Merdeka.com - Perusakan situs Setono Gedong Kota Kediri oleh takmir masjid setempat disayangkan berbagai kalangan di Kota Kediri. Dalam catatan sejarah perjalanan, situs ini sudah cukup di kenal di Indonesia, salah satunya sebagai situs makam guru dari Sri Maharaja Mapanji Jayabhaya atau Joyoboyo.

Agus Sunyoto, penulis buku Atlas Wali Songo yang juga pengamat sejarah wali songo, menceritakan banyak tentang situs Setono Gedong ini.

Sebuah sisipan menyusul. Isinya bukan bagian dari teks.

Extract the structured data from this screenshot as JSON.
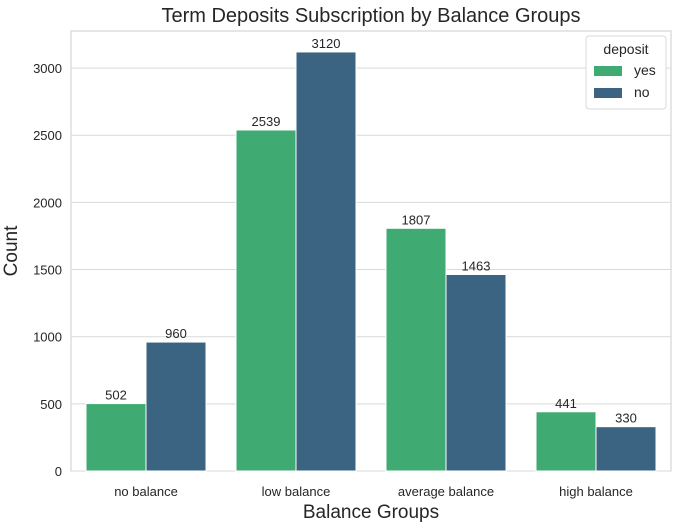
{
  "chart_data": {
    "type": "bar",
    "title": "Term Deposits Subscription by Balance Groups",
    "xlabel": "Balance Groups",
    "ylabel": "Count",
    "categories": [
      "no balance",
      "low balance",
      "average balance",
      "high balance"
    ],
    "series": [
      {
        "name": "yes",
        "values": [
          502,
          2539,
          1807,
          441
        ],
        "color": "#3fab72"
      },
      {
        "name": "no",
        "values": [
          960,
          3120,
          1463,
          330
        ],
        "color": "#3b6483"
      }
    ],
    "yticks": [
      0,
      500,
      1000,
      1500,
      2000,
      2500,
      3000
    ],
    "ylim": [
      0,
      3276
    ],
    "grid": "horizontal",
    "legend": {
      "title": "deposit",
      "placement": "top-right"
    }
  }
}
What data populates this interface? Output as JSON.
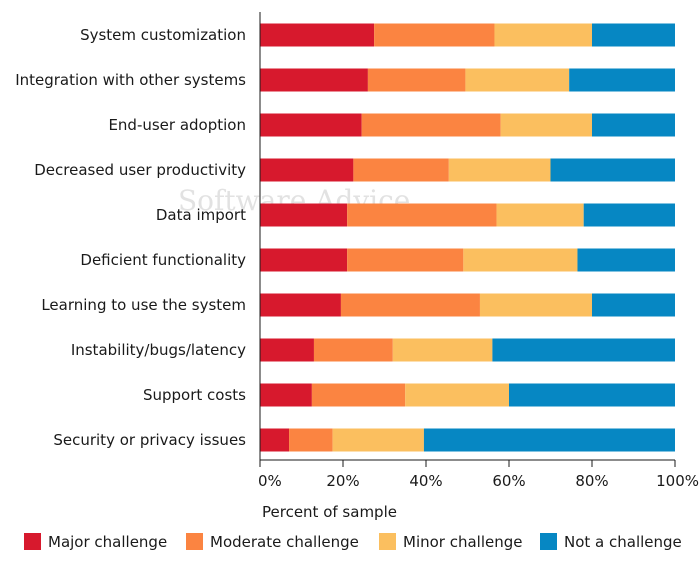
{
  "chart_data": {
    "type": "bar",
    "orientation": "horizontal",
    "stacked": true,
    "categories": [
      "System customization",
      "Integration with other systems",
      "End-user adoption",
      "Decreased user productivity",
      "Data import",
      "Deficient functionality",
      "Learning to use the system",
      "Instability/bugs/latency",
      "Support costs",
      "Security or privacy issues"
    ],
    "series": [
      {
        "name": "Major challenge",
        "color": "#d7192d",
        "values": [
          27.5,
          26,
          24.5,
          22.5,
          21,
          21,
          19.5,
          13,
          12.5,
          7
        ]
      },
      {
        "name": "Moderate challenge",
        "color": "#fb8441",
        "values": [
          29,
          23.5,
          33.5,
          23,
          36,
          28,
          33.5,
          19,
          22.5,
          10.5
        ]
      },
      {
        "name": "Minor challenge",
        "color": "#fbbf5f",
        "values": [
          23.5,
          25,
          22,
          24.5,
          21,
          27.5,
          27,
          24,
          25,
          22
        ]
      },
      {
        "name": "Not a challenge",
        "color": "#0687c3",
        "values": [
          20,
          25.5,
          20,
          30,
          22,
          23.5,
          20,
          44,
          40,
          60.5
        ]
      }
    ],
    "xlabel": "Percent of sample",
    "xlim": [
      0,
      100
    ],
    "xticks": [
      "0%",
      "20%",
      "40%",
      "60%",
      "80%",
      "100%"
    ],
    "legend": "bottom",
    "grid": false
  },
  "watermark": "Software Advice"
}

Menurutnya hasil survei epigraf Islam yang dilakukan Louis-Charles Damais dalam laporan berjudul Lepigraphie Musulmane Dans le Sud-est Asiatique, inskripsi kuno di makam Setono Gedong Kediri menyebutkan makam seorang Al-imam Al-Kamil yang epitafnya diakhiri dengan keterangan al-syafii madzhaban al-arabi nisban wa huwa taj al-qudha (t) namun tidak terdapat tanggal tepat tentang inskripsi tersebut.

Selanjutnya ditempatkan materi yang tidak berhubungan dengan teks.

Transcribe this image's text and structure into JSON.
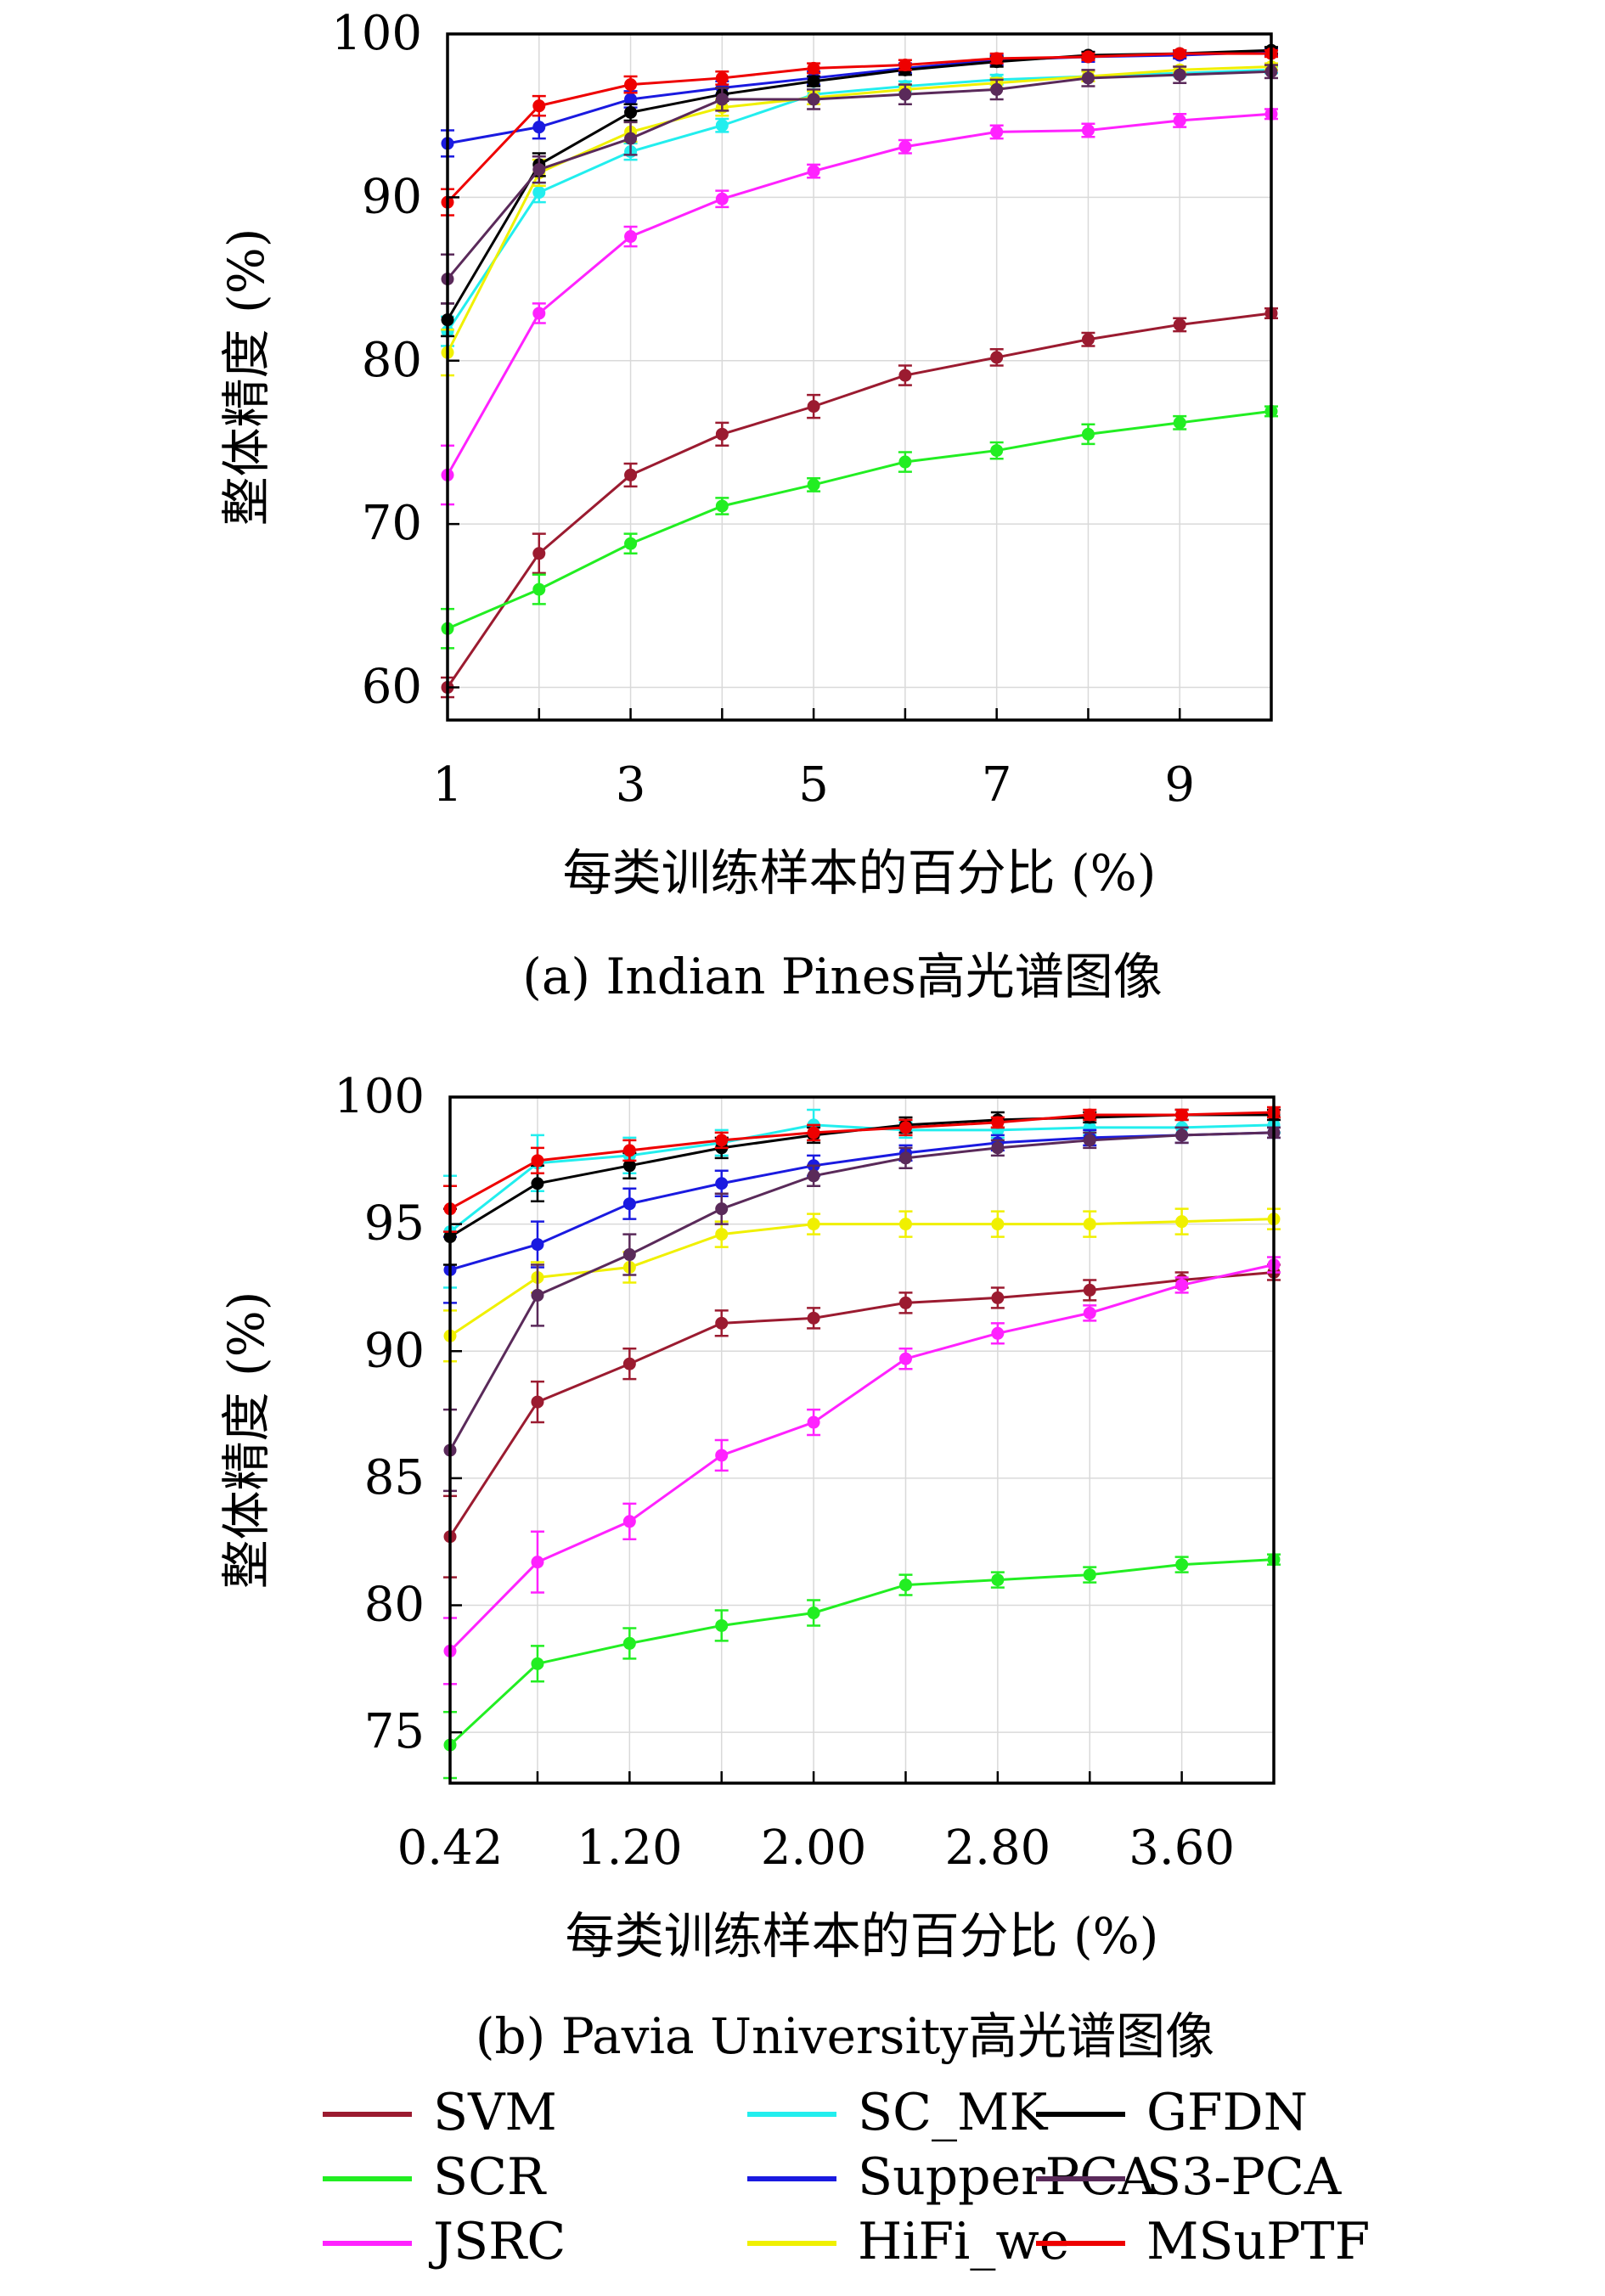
{
  "charts": [
    {
      "caption": "(a) Indian Pines高光谱图像",
      "chart_data": {
        "type": "line",
        "title": "",
        "xlabel": "每类训练样本的百分比 (%)",
        "ylabel": "整体精度 (%)",
        "xlim": [
          1,
          10
        ],
        "ylim": [
          58,
          100
        ],
        "x_ticks": [
          1,
          3,
          5,
          7,
          9
        ],
        "x_tick_labels": [
          "1",
          "3",
          "5",
          "7",
          "9"
        ],
        "y_ticks": [
          60,
          70,
          80,
          90,
          100
        ],
        "y_tick_labels": [
          "60",
          "70",
          "80",
          "90",
          "100"
        ],
        "grid": true,
        "x": [
          1,
          2,
          3,
          4,
          5,
          6,
          7,
          8,
          9,
          10
        ],
        "series": [
          {
            "name": "SVM",
            "color": "#9b1b30",
            "values": [
              60.0,
              68.2,
              73.0,
              75.5,
              77.2,
              79.1,
              80.2,
              81.3,
              82.2,
              82.9
            ],
            "errors": [
              0.6,
              1.2,
              0.7,
              0.7,
              0.7,
              0.6,
              0.5,
              0.4,
              0.4,
              0.3
            ]
          },
          {
            "name": "SCR",
            "color": "#22ee22",
            "values": [
              63.6,
              66.0,
              68.8,
              71.1,
              72.4,
              73.8,
              74.5,
              75.5,
              76.2,
              76.9
            ],
            "errors": [
              1.2,
              0.9,
              0.6,
              0.5,
              0.4,
              0.6,
              0.5,
              0.6,
              0.4,
              0.3
            ]
          },
          {
            "name": "JSRC",
            "color": "#ff22ff",
            "values": [
              73.0,
              82.9,
              87.6,
              89.9,
              91.6,
              93.1,
              94.0,
              94.1,
              94.7,
              95.1
            ],
            "errors": [
              1.8,
              0.6,
              0.6,
              0.5,
              0.4,
              0.4,
              0.4,
              0.4,
              0.4,
              0.3
            ]
          },
          {
            "name": "SC_MK",
            "color": "#22eeee",
            "values": [
              81.8,
              90.3,
              92.8,
              94.4,
              96.3,
              96.8,
              97.2,
              97.4,
              97.6,
              97.8
            ],
            "errors": [
              0.9,
              0.6,
              0.5,
              0.4,
              0.3,
              0.3,
              0.3,
              0.3,
              0.2,
              0.2
            ]
          },
          {
            "name": "SupperPCA",
            "color": "#1a1ae0",
            "values": [
              93.3,
              94.3,
              96.0,
              96.7,
              97.3,
              97.9,
              98.4,
              98.6,
              98.7,
              98.9
            ],
            "errors": [
              0.8,
              0.7,
              0.5,
              0.4,
              0.4,
              0.3,
              0.3,
              0.3,
              0.2,
              0.2
            ]
          },
          {
            "name": "HiFi_we",
            "color": "#f0f000",
            "values": [
              80.5,
              91.5,
              94.0,
              95.5,
              96.1,
              96.6,
              97.0,
              97.4,
              97.8,
              98.0
            ],
            "errors": [
              1.4,
              0.8,
              0.6,
              0.5,
              0.4,
              0.3,
              0.3,
              0.3,
              0.2,
              0.2
            ]
          },
          {
            "name": "GFDN",
            "color": "#000000",
            "values": [
              82.5,
              92.0,
              95.2,
              96.3,
              97.1,
              97.8,
              98.3,
              98.7,
              98.8,
              99.0
            ],
            "errors": [
              1.0,
              0.7,
              0.5,
              0.4,
              0.3,
              0.3,
              0.3,
              0.2,
              0.2,
              0.2
            ]
          },
          {
            "name": "S3-PCA",
            "color": "#5a2a5a",
            "values": [
              85.0,
              91.7,
              93.6,
              96.0,
              96.0,
              96.3,
              96.6,
              97.3,
              97.5,
              97.7
            ],
            "errors": [
              1.5,
              0.8,
              1.0,
              0.7,
              0.6,
              0.6,
              0.6,
              0.5,
              0.5,
              0.4
            ]
          },
          {
            "name": "MSuPTF",
            "color": "#ee0000",
            "values": [
              89.7,
              95.6,
              96.9,
              97.3,
              97.9,
              98.1,
              98.5,
              98.6,
              98.8,
              98.8
            ],
            "errors": [
              0.8,
              0.6,
              0.5,
              0.4,
              0.3,
              0.3,
              0.3,
              0.2,
              0.2,
              0.2
            ]
          }
        ]
      }
    },
    {
      "caption": "(b) Pavia University高光谱图像",
      "chart_data": {
        "type": "line",
        "title": "",
        "xlabel": "每类训练样本的百分比 (%)",
        "ylabel": "整体精度 (%)",
        "xlim": [
          0.42,
          4.0
        ],
        "ylim": [
          73,
          100
        ],
        "x_ticks": [
          0.42,
          1.2,
          2.0,
          2.8,
          3.6
        ],
        "x_tick_labels": [
          "0.42",
          "1.20",
          "2.00",
          "2.80",
          "3.60"
        ],
        "y_ticks": [
          75,
          80,
          85,
          90,
          95,
          100
        ],
        "y_tick_labels": [
          "75",
          "80",
          "85",
          "90",
          "95",
          "100"
        ],
        "grid": true,
        "x": [
          0.42,
          0.8,
          1.2,
          1.6,
          2.0,
          2.4,
          2.8,
          3.2,
          3.6,
          4.0
        ],
        "series": [
          {
            "name": "SVM",
            "color": "#9b1b30",
            "values": [
              82.7,
              88.0,
              89.5,
              91.1,
              91.3,
              91.9,
              92.1,
              92.4,
              92.8,
              93.1
            ],
            "errors": [
              1.6,
              0.8,
              0.6,
              0.5,
              0.4,
              0.4,
              0.4,
              0.4,
              0.3,
              0.3
            ]
          },
          {
            "name": "SCR",
            "color": "#22ee22",
            "values": [
              74.5,
              77.7,
              78.5,
              79.2,
              79.7,
              80.8,
              81.0,
              81.2,
              81.6,
              81.8
            ],
            "errors": [
              1.3,
              0.7,
              0.6,
              0.6,
              0.5,
              0.4,
              0.3,
              0.3,
              0.3,
              0.2
            ]
          },
          {
            "name": "JSRC",
            "color": "#ff22ff",
            "values": [
              78.2,
              81.7,
              83.3,
              85.9,
              87.2,
              89.7,
              90.7,
              91.5,
              92.6,
              93.4
            ],
            "errors": [
              1.3,
              1.2,
              0.7,
              0.6,
              0.5,
              0.4,
              0.4,
              0.3,
              0.3,
              0.3
            ]
          },
          {
            "name": "SC_MK",
            "color": "#22eeee",
            "values": [
              94.7,
              97.4,
              97.7,
              98.2,
              98.9,
              98.7,
              98.7,
              98.8,
              98.8,
              98.9
            ],
            "errors": [
              2.2,
              1.1,
              0.7,
              0.5,
              0.6,
              0.3,
              0.3,
              0.3,
              0.3,
              0.3
            ]
          },
          {
            "name": "SupperPCA",
            "color": "#1a1ae0",
            "values": [
              93.2,
              94.2,
              95.8,
              96.6,
              97.3,
              97.8,
              98.2,
              98.4,
              98.5,
              98.6
            ],
            "errors": [
              1.3,
              0.9,
              0.6,
              0.5,
              0.4,
              0.3,
              0.3,
              0.3,
              0.3,
              0.2
            ]
          },
          {
            "name": "HiFi_we",
            "color": "#f0f000",
            "values": [
              90.6,
              92.9,
              93.3,
              94.6,
              95.0,
              95.0,
              95.0,
              95.0,
              95.1,
              95.2
            ],
            "errors": [
              1.0,
              0.6,
              0.6,
              0.5,
              0.4,
              0.5,
              0.5,
              0.5,
              0.5,
              0.4
            ]
          },
          {
            "name": "GFDN",
            "color": "#000000",
            "values": [
              94.5,
              96.6,
              97.3,
              98.0,
              98.5,
              98.9,
              99.1,
              99.2,
              99.3,
              99.3
            ],
            "errors": [
              1.1,
              0.7,
              0.5,
              0.4,
              0.3,
              0.3,
              0.3,
              0.2,
              0.2,
              0.2
            ]
          },
          {
            "name": "S3-PCA",
            "color": "#5a2a5a",
            "values": [
              86.1,
              92.2,
              93.8,
              95.6,
              96.9,
              97.6,
              98.0,
              98.3,
              98.5,
              98.6
            ],
            "errors": [
              1.6,
              1.2,
              0.8,
              0.6,
              0.4,
              0.4,
              0.3,
              0.3,
              0.3,
              0.2
            ]
          },
          {
            "name": "MSuPTF",
            "color": "#ee0000",
            "values": [
              95.6,
              97.5,
              97.9,
              98.3,
              98.6,
              98.8,
              99.0,
              99.3,
              99.3,
              99.4
            ],
            "errors": [
              0.9,
              0.5,
              0.4,
              0.3,
              0.3,
              0.3,
              0.2,
              0.2,
              0.2,
              0.2
            ]
          }
        ]
      }
    }
  ],
  "legend": {
    "entries": [
      {
        "name": "SVM",
        "color": "#9b1b30"
      },
      {
        "name": "SC_MK",
        "color": "#22eeee"
      },
      {
        "name": "GFDN",
        "color": "#000000"
      },
      {
        "name": "SCR",
        "color": "#22ee22"
      },
      {
        "name": "SupperPCA",
        "color": "#1a1ae0"
      },
      {
        "name": "S3-PCA",
        "color": "#5a2a5a"
      },
      {
        "name": "JSRC",
        "color": "#ff22ff"
      },
      {
        "name": "HiFi_we",
        "color": "#f0f000"
      },
      {
        "name": "MSuPTF",
        "color": "#ee0000"
      }
    ]
  }
}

"Menurut Claude Guillot dan Luvik Kalus dalam Lenigmatique Inscription Musulmane du Maqam de Kediri, perusakan seperti itu disengaja terbukti dari pukulan pukulan yang dilakukan oleh orang yang beragama Islam yang paham bahasa Arab, karena para perusak tidak merusak nama Nabi dan al-hijrah al-nabawiyah setelah tanggalnya. Namun apapun situs ini adalah situs yang sangat penting, karena Syaikh Syamsuddin al-Wasil adalah seangkatan Fatimah Binti Maimun yang makamnya di Leran Gresik," kata Agus Sunyoto yang juga wakil ketua Lembaga Seni Budaya Muslimin Indonesia (Lesbumi) PBNU ini pada merdeka.com, Sabtu (9/11)

Masih menurut Agus, pandangan kisah tokoh Syaikh Syamsuddin dalam hubungan dengan Sri Mapanji Jayabhaya, digambarkan sebagai hubungan guru dengan murid. Hubungan tersebut disinggung dalam Kakawin Hariwangsa pada epilog yang memaparkan keberadaan Mapanji Jayabhaya dan guru penasehatnya dalam gambaran yang menyatakan bahwa Wisynu telah pulang ke surga, tapi turun kembali ke bumi dalam bentuk Jayabhaya pada Zaman Kali untuk menyelamatkan Jawa.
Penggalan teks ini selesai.